Geldend van 04-09-2009 t/m 31-12-2012

Besluit van 3 december 2004, houdende nadere regels over de bedrijfsvergunning en het veiligheidsattest voor spoorwegondernemingen die gebruikmaken van hoofdspoorwegen (Besluit bedrijfsvergunning en veiligheidsattest hoofdspoorwegen)

Wij Beatrix, bij de gratie Gods, Koningin der Nederlanden, Prinses van Oranje-Nassau, enz. enz. enz.

Op de voordracht van Onze Minister van Verkeer en Waterstaat van 16 september 2003, nr. HDJZ/S&W/2003-1879, Hoofddirectie Juridische Zaken;

Gelet op richtlijn nr. 95/18/EG van de Raad van de Europese Unie van 19 juni 1995 betreffende de verlening van vergunningen aan spoorwegondernemingen (PbEG L 143), artikel 32 van richtlijn nr. 2001/14/EG van het Europees Parlement en de Raad van de Europese Unie van 26 februari 2001 inzake de toewijzing van spoorweginfrastructuurcapaciteit en de heffing van rechten voor het gebruik van spoorweginfrastructuur alsmede inzake veiligheidscertificering (PbEG L 75) en de artikelen 28, tweede lid, 31, 35 en 55, tweede lid, van de Spoorwegwet;

De Raad van State gehoord (advies van 19 december 2003, nr.
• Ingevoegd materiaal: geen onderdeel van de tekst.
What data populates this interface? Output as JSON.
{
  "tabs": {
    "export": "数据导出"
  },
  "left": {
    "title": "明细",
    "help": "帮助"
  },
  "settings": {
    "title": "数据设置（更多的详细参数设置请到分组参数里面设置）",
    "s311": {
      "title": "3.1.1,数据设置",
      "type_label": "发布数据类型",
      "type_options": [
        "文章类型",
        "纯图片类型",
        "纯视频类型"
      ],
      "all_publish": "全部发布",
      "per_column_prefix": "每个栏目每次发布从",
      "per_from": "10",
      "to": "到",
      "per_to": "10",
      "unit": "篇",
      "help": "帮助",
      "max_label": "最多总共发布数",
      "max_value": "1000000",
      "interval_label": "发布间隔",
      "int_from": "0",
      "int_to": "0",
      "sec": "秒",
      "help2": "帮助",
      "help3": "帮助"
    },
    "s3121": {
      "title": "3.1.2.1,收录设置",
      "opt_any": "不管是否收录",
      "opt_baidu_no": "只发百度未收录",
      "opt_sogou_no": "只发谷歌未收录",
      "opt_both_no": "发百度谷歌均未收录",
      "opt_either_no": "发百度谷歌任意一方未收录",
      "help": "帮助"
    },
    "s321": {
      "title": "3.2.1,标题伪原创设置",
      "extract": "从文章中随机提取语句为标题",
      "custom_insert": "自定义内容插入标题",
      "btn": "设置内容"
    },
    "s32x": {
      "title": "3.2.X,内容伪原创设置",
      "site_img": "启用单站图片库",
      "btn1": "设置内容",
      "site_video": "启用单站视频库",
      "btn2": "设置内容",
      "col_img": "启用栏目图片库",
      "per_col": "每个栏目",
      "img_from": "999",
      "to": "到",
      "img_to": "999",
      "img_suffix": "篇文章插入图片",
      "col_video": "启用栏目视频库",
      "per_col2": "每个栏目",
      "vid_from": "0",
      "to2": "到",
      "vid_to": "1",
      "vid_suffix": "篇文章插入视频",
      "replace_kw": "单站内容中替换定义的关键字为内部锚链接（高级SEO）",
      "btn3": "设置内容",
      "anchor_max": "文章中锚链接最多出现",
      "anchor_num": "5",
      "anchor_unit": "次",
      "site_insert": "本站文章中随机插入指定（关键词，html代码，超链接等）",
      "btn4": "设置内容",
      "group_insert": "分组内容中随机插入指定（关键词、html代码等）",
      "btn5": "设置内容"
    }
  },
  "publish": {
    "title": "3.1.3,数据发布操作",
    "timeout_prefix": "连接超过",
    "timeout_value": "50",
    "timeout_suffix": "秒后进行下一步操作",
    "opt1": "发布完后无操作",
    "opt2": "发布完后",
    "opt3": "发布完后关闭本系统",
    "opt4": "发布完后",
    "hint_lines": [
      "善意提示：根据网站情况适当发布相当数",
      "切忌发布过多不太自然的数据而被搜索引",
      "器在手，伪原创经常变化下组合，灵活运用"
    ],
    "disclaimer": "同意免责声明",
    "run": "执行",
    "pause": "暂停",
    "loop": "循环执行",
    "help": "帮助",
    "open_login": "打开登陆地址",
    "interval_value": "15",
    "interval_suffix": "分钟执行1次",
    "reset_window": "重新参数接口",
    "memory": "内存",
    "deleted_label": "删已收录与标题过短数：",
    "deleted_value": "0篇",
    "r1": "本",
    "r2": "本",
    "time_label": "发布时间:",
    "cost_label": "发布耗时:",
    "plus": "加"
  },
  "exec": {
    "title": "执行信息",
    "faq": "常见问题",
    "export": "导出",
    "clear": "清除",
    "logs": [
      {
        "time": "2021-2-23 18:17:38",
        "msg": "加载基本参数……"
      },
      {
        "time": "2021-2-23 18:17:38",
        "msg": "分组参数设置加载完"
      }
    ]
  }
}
W09.03.0391/V);

Gezien het nader rapport van Onze Minister van Verkeer en Waterstaat van 29 november 2004, nr. HDJZ/S&W/2004-2883, Hoofddirectie Juridische Zaken;

Hebben goedgevonden en verstaan:

Hoofdstuk 1. Algemeen

Artikel 1

In dit besluit en de daarop berustende bepalingen wordt verstaan onder:

  • a. richtlijn 2004/49/EG: richtlijn nr. 2004/49/EG van het Europees Parlement en de Raad van de Europese Unie van 29 april 2004 inzake veiligheid op de communautaire spoorwegen en tot wijziging van richtlijn 95/18/EG van de Raad betreffende de verlening van vergunningen aan spoorwegondernemingen, en van Richtlijn 2001/14/EG van de Raad inzake de toewijzing van spoorweginfrastructuurcapaciteit en de heffing van rechten voor het gebruik van spoorweginfrastructuur alsmede inzake veiligheidscertificering (Spoorwegveiligheidsrichtlijn) (PbEG L 164);

  • b. veiligheidszorgsysteem: veiligheidszorgsysteem als bedoeld in artikel 32, eerste lid, onderdeel b, van de wet;

  • c. wet: Spoorwegwet.

Hoofdstuk 2. Bedrijfsvergunning

§ 1. Algemeen

Artikel 2

De bedrijfsvergunning, bedoeld in artikel 28, eerste lid, van de wet, wordt op naam van de spoorwegonderneming gesteld, met vermelding van de namen van de deelnemende natuurlijke personen dan wel rechtspersonen.

§ 2. Goede naam

Artikel 3

Een spoorwegonderneming bezit een goede naam als bedoeld in artikel 28, eerste lid, van de wet, indien:

Artikel 4

  • 1 Op een bestuurder van een spoorwegonderneming is artikel 3 van overeenkomstige toepassing.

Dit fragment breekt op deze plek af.